Valuing Michigan's Local Food System


May 21, 2014 - Steve Miller, John Mann, <>, <>, <> & <>

The MSU Center for Economic Analysis and CRFS have created a brief on the economic impact of local food in Michigan. This analysis examines the value of Michigan's agricultural food products from the farm through processing, retailing, and to the consumer.

Communities across the U.S. and within Michigan are increasingly interested in developing local food systems as a strategy for local economic development and growth. Such strategies to build local food systems is consistent with Governor Snyder’s “Economic Gardening” strategy where the economic development policy emphasis is on developing enabling infrastructure to support locally grown businesses. Supporting local food systems as an economic development strategy has logical merit in Michigan, as the MSU Product Center estimates that some 930,000 Michigan jobs were tied to the agricultural sector in 2012.

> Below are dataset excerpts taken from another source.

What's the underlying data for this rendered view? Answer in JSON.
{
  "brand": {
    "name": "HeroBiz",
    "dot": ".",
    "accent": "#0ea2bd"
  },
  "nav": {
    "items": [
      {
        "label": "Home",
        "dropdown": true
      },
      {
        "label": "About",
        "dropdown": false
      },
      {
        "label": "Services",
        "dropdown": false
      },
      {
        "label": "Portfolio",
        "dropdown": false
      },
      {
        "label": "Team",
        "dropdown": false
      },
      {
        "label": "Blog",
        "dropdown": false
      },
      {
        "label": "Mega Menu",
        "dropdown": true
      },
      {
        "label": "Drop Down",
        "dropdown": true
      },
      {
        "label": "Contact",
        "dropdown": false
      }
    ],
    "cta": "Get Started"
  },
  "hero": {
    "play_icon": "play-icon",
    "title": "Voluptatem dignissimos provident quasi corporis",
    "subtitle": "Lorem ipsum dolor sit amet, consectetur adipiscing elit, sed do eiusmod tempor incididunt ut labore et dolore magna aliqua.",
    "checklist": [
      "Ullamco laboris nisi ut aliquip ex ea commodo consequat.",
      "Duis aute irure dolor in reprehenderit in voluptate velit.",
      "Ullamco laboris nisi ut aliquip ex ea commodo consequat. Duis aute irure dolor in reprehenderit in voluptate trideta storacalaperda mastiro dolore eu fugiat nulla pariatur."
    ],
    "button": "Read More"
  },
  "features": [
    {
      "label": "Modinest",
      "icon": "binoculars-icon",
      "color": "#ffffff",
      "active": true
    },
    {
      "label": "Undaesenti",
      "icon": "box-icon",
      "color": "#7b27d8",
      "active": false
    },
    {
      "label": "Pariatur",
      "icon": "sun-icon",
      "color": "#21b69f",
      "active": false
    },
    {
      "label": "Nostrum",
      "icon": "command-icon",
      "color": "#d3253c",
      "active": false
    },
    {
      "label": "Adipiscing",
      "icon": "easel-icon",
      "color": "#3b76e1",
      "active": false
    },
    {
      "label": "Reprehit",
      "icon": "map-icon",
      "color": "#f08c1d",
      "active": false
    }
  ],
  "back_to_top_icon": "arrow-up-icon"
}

There may be other considerations beside economic growth for supporting local food systems. First, environmental concerns of modern global food systems has called into question the environmental sustainability of existing food systems that promote monocultural growing practices and vast shipping distances. Second, local food systems contribute to the sociological constructs that define a region through food, culture and community. Third, local food systems may be more transparent to consumers and contribute to what some researchers call democratization of food systems, where consumers have more control over the process and consumption of what they eat.

In 2011, Michigan farms generated about $9.03 billion in agri‐food commodities. About $5.0 billion was exported. Of the remaining $4.0 billion about $2.5 billion went to processors for further processing. Processed foods that are exported are removed from the analysis. The findings suggest that Michigan’s local food system, from farm to plate, supports 18,627 jobs along the agri‐food value chain. Unprocessed foods make up the largest share. These jobs are supported with over $680 million in wages and proprietors’ income. This represents about 17.7 percent of Michigan’s total food consumption sales.